Now he was teaching in one of the synagogues on the sabbath. And just then there appeared a woman with a spirit that had crippled her for eighteen years. She was bent over and was quite unable to stand up straight. When Jesus saw her, he called her over and said, “Woman, you are set free from your ailment.” When he laid his hands on her, immediately she stood up straight and began praising God. But the leader of the synagogue, indignant because Jesus had cured on the sabbath, kept saying to the crowd, “There are six days on which work ought to be done; come on those days and be cured, and not on the sabbath day.” But the Lord answered him and said, “You hypocrites! Does not each of you on the sabbath untie his ox or his donkey from the manger, and lead it away to give it water? And ought not this woman, a daughter of Abraham whom Satan bound for eighteen long years, be set free from this bondage on the sabbath day?” When he said this, all his opponents were put to shame; and the entire crowd was rejoicing at all the wonderful things that he was doing. (NRSV)

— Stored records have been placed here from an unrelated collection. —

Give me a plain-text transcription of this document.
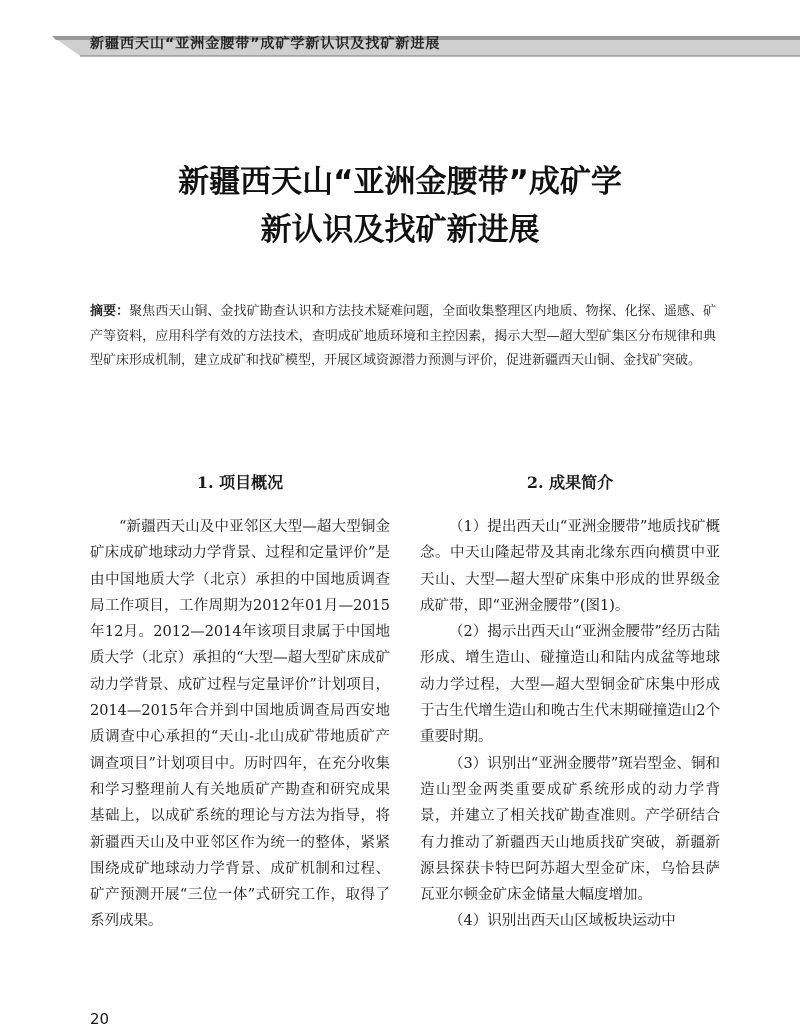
新疆西天山“亚洲金腰带”成矿学新认识及找矿新进展
新疆西天山“亚洲金腰带”成矿学
新认识及找矿新进展
摘要：聚焦西天山铜、金找矿勘查认识和方法技术疑难问题，全面收集整理区内地质、物探、化探、遥感、矿产等资料，应用科学有效的方法技术，查明成矿地质环境和主控因素，揭示大型—超大型矿集区分布规律和典型矿床形成机制，建立成矿和找矿模型，开展区域资源潜力预测与评价，促进新疆西天山铜、金找矿突破。
1. 项目概况

“新疆西天山及中亚邻区大型—超大型铜金矿床成矿地球动力学背景、过程和定量评价”是由中国地质大学（北京）承担的中国地质调查局工作项目，工作周期为2012年01月—2015年12月。2012—2014年该项目隶属于中国地质大学（北京）承担的“大型—超大型矿床成矿动力学背景、成矿过程与定量评价”计划项目，2014—2015年合并到中国地质调查局西安地质调查中心承担的“天山-北山成矿带地质矿产调查项目”计划项目中。历时四年，在充分收集和学习整理前人有关地质矿产勘查和研究成果基础上，以成矿系统的理论与方法为指导，将新疆西天山及中亚邻区作为统一的整体，紧紧围绕成矿地球动力学背景、成矿机制和过程、矿产预测开展“三位一体”式研究工作，取得了系列成果。

2. 成果简介

（1）提出西天山“亚洲金腰带”地质找矿概念。中天山隆起带及其南北缘东西向横贯中亚天山、大型—超大型矿床集中形成的世界级金成矿带，即“亚洲金腰带”(图1)。

（2）揭示出西天山“亚洲金腰带”经历古陆形成、增生造山、碰撞造山和陆内成盆等地球动力学过程，大型—超大型铜金矿床集中形成于古生代增生造山和晚古生代末期碰撞造山2个重要时期。

（3）识别出“亚洲金腰带”斑岩型金、铜和造山型金两类重要成矿系统形成的动力学背景，并建立了相关找矿勘查准则。产学研结合有力推动了新疆西天山地质找矿突破，新疆新源县探获卡特巴阿苏超大型金矿床，乌恰县萨瓦亚尔顿金矿床金储量大幅度增加。

（4）识别出西天山区域板块运动中

20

Eighteen years is a long time.

Eighteen years is how long the woman in this gospel story had been suffering with a debilitating and frustrating condition that must have greatly diminished her quality of life. Yet there she was in the synagogue on the Sabbath. We don’t know if she was there because she went every week (given her cultural context, I suspect this was the case) or because she had heard that this Jesus, miracle-worker and teacher, was in town. No matter.

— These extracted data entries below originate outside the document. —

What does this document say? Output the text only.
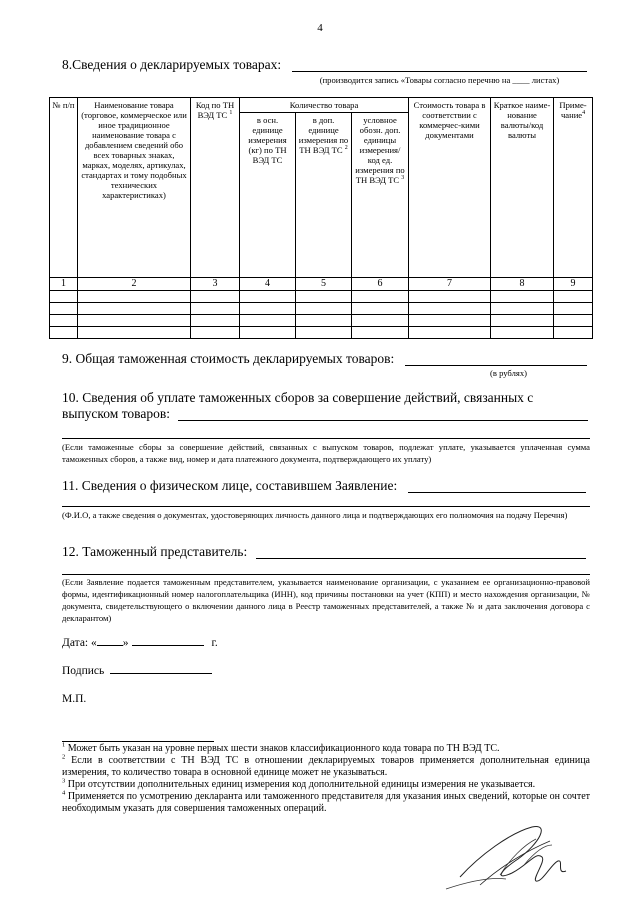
4
8.Сведения о декларируемых товарах:
(производится запись «Товары согласно перечню на ____ листах)
№ п/п	Наименование товара (торговое, коммерческое или иное традиционное наименование товара с добавлением сведений обо всех товарных знаках, марках, моделях, артикулах, стандартах и тому подобных технических характеристиках)	Код по ТН ВЭД ТС $^1$	Количество товара			Стоимость товара в соответствии с коммерчес-кими документами	Краткое наиме-нование валюты/код валюты	Приме-чание$^4$
			в осн. единице измерения (кг) по ТН ВЭД ТС	в доп. единице измерения по ТН ВЭД ТС $^2$	условное обозн. доп. единицы измерения/ код ед. измерения по ТН ВЭД ТС $^3$
1	2	3	4	5	6	7	8	9

9. Общая таможенная стоимость декларируемых товаров:
(в рублях)
10. Сведения об уплате таможенных сборов за совершение действий, связанных с
выпуском товаров:
(Если таможенные сборы за совершение действий, связанных с выпуском товаров, подлежат уплате, указывается уплаченная сумма таможенных сборов, а также вид, номер и дата платежного документа, подтверждающего их уплату)
11. Сведения о физическом лице, составившем Заявление:
(Ф.И.О, а также сведения о документах, удостоверяющих личность данного лица и подтверждающих его полномочия на подачу Перечня)
12. Таможенный представитель:
(Если Заявление подается таможенным представителем, указывается наименование организации, с указанием ее организационно-правовой формы, идентификационный номер налогоплательщика (ИНН), код причины постановки на учет (КПП) и место нахождения организации, № документа, свидетельствующего о включении данного лица в Реестр таможенных представителей, а также № и дата заключения договора с декларантом)
Дата: « »	г.
Подпись
М.П.
$^1$ Может быть указан на уровне первых шести знаков классификационного кода товара по ТН ВЭД ТС.
$^2$ Если в соответствии с ТН ВЭД ТС в отношении декларируемых товаров применяется дополнительная единица измерения, то количество товара в основной единице может не указываться.
$^3$ При отсутствии дополнительных единиц измерения код дополнительной единицы измерения не указывается.
$^4$ Применяется по усмотрению декларанта или таможенного представителя для указания иных сведений, которые он сочтет необходимым указать для совершения таможенных операций.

We can infer a few things about her from her presence and actions. She must have been determined. Movement could not have been easy or quick (just ask anyone with arthritis or back trouble), yet there she was. She had gotten herself there to hear Jesus preach, perhaps consciously or unconsciously hoping that he would see and cure her. She must also have been faithful. She believed that placing herself in the right place at the right time could lead to good. She had the kind of faith that time and again Jesus pointed to as that which allows miracles. After she was able to stand up straight, we see that she was grateful. Her spontaneous response of “glorifying God” shows us her orientation outward. Instead of being bitter about a bad eighteen-year stretch, she told others about Jesus’ compassionate love and mercy, defining her as a disciple.

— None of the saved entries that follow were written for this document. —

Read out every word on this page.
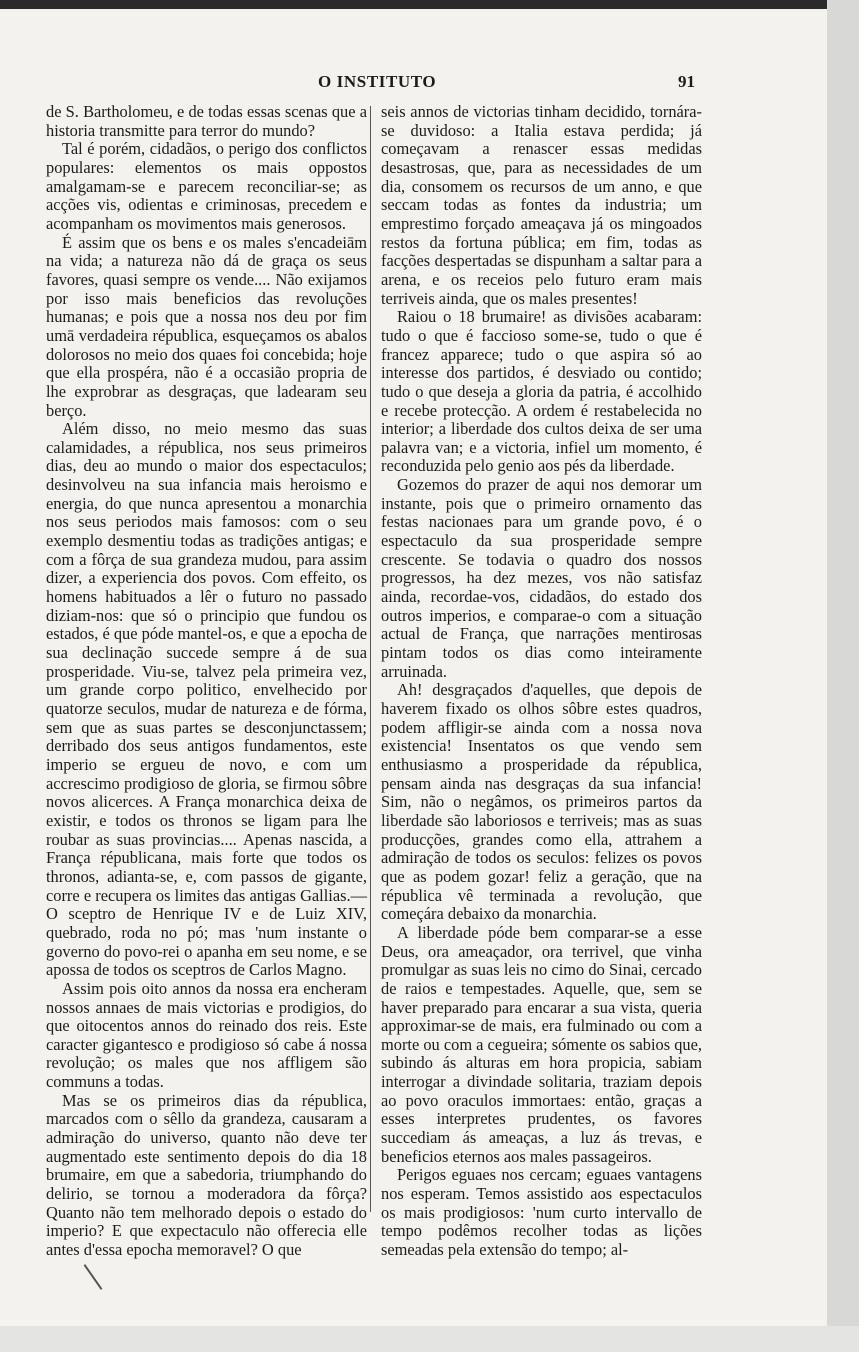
O INSTITUTO	91

de S. Bartholomeu, e de todas essas scenas que a historia transmitte para terror do mundo?

Tal é porém, cidadãos, o perigo dos conflictos populares: elementos os mais oppostos amalgamam-se e parecem reconciliar-se; as acções vis, odientas e criminosas, precedem e acompanham os movimentos mais generosos.

É assim que os bens e os males s'encadeiām na vida; a natureza não dá de graça os seus favores, quasi sempre os vende.... Não exijamos por isso mais beneficios das revoluções humanas; e pois que a nossa nos deu por fim umā verdadeira républica, esqueçamos os abalos dolorosos no meio dos quaes foi concebida; hoje que ella prospéra, não é a occasião propria de lhe exprobrar as desgraças, que ladearam seu berço.

Além disso, no meio mesmo das suas calamidades, a républica, nos seus primeiros dias, deu ao mundo o maior dos espectaculos; desinvolveu na sua infancia mais heroismo e energia, do que nunca apresentou a monarchia nos seus periodos mais famosos: com o seu exemplo desmentiu todas as tradições antigas; e com a fôrça de sua grandeza mudou, para assim dizer, a experiencia dos povos. Com effeito, os homens habituados a lêr o futuro no passado diziam-nos: que só o principio que fundou os estados, é que póde mantel-os, e que a epocha de sua declinação succede sempre á de sua prosperidade. Viu-se, talvez pela primeira vez, um grande corpo politico, envelhecido por quatorze seculos, mudar de natureza e de fórma, sem que as suas partes se desconjunctassem; derribado dos seus antigos fundamentos, este imperio se ergueu de novo, e com um accrescimo prodigioso de gloria, se firmou sôbre novos alicerces. A França monarchica deixa de existir, e todos os thronos se ligam para lhe roubar as suas provincias.... Apenas nascida, a França républicana, mais forte que todos os thronos, adianta-se, e, com passos de gigante, corre e recupera os limites das antigas Gallias.—O sceptro de Henrique IV e de Luiz XIV, quebrado, roda no pó; mas 'num instante o governo do povo-rei o apanha em seu nome, e se apossa de todos os sceptros de Carlos Magno.

Assim pois oito annos da nossa era encheram nossos annaes de mais victorias e prodigios, do que oitocentos annos do reinado dos reis. Este caracter gigantesco e prodigioso só cabe á nossa revolução; os males que nos affligem são communs a todas.

Mas se os primeiros dias da républica, marcados com o sêllo da grandeza, causaram a admiração do universo, quanto não deve ter augmentado este sentimento depois do dia 18 brumaire, em que a sabedoria, triumphando do delirio, se tornou a moderadora da fôrça? Quanto não tem melhorado depois o estado do imperio? E que expectaculo não offerecia elle antes d'essa epocha memoravel? O que

seis annos de victorias tinham decidido, tornára-se duvidoso: a Italia estava perdida; já começavam a renascer essas medidas desastrosas, que, para as necessidades de um dia, consomem os recursos de um anno, e que seccam todas as fontes da industria; um emprestimo forçado ameaçava já os mingoados restos da fortuna pública; em fim, todas as facções despertadas se dispunham a saltar para a arena, e os receios pelo futuro eram mais terriveis ainda, que os males presentes!

Raiou o 18 brumaire! as divisões acabaram: tudo o que é faccioso some-se, tudo o que é francez apparece; tudo o que aspira só ao interesse dos partidos, é desviado ou contido; tudo o que deseja a gloria da patria, é accolhido e recebe protecção. A ordem é restabelecida no interior; a liberdade dos cultos deixa de ser uma palavra van; e a victoria, infiel um momento, é reconduzida pelo genio aos pés da liberdade.

Gozemos do prazer de aqui nos demorar um instante, pois que o primeiro ornamento das festas nacionaes para um grande povo, é o espectaculo da sua prosperidade sempre crescente. Se todavia o quadro dos nossos progressos, ha dez mezes, vos não satisfaz ainda, recordae-vos, cidadãos, do estado dos outros imperios, e comparae-o com a situação actual de França, que narrações mentirosas pintam todos os dias como inteiramente arruinada.

Ah! desgraçados d'aquelles, que depois de haverem fixado os olhos sôbre estes quadros, podem affligir-se ainda com a nossa nova existencia! Insentatos os que vendo sem enthusiasmo a prosperidade da républica, pensam ainda nas desgraças da sua infancia! Sim, não o negâmos, os primeiros partos da liberdade são laboriosos e terriveis; mas as suas producções, grandes como ella, attrahem a admiração de todos os seculos: felizes os povos que as podem gozar! feliz a geração, que na républica vê terminada a revolução, que começára debaixo da monarchia.

A liberdade póde bem comparar-se a esse Deus, ora ameaçador, ora terrivel, que vinha promulgar as suas leis no cimo do Sinai, cercado de raios e tempestades. Aquelle, que, sem se haver preparado para encarar a sua vista, queria approximar-se de mais, era fulminado ou com a morte ou com a cegueira; sómente os sabios que, subindo ás alturas em hora propicia, sabiam interrogar a divindade solitaria, traziam depois ao povo oraculos immortaes: então, graças a esses interpretes prudentes, os favores succediam ás ameaças, a luz ás trevas, e beneficios eternos aos males passageiros.

Perigos eguaes nos cercam; eguaes vantagens nos esperam. Temos assistido aos espectaculos os mais prodigiosos: 'num curto intervallo de tempo podêmos recolher todas as lições semeadas pela extensão do tempo; al-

That’s who I want to be. No matter the length of a trial or tribulation, I aspire to these qualities and pray that they are the ones others will see in me—one, five, or eighteen years from now.

O healing God, whose splendid deeds are born from deep compassion, hear us. In your time, heal us from all that binds and cripples. Make us stand up straight to more clearly proclaim your glory and witness your power. We ask this through the One who alone knows our hearts and the hearts of all. Amen.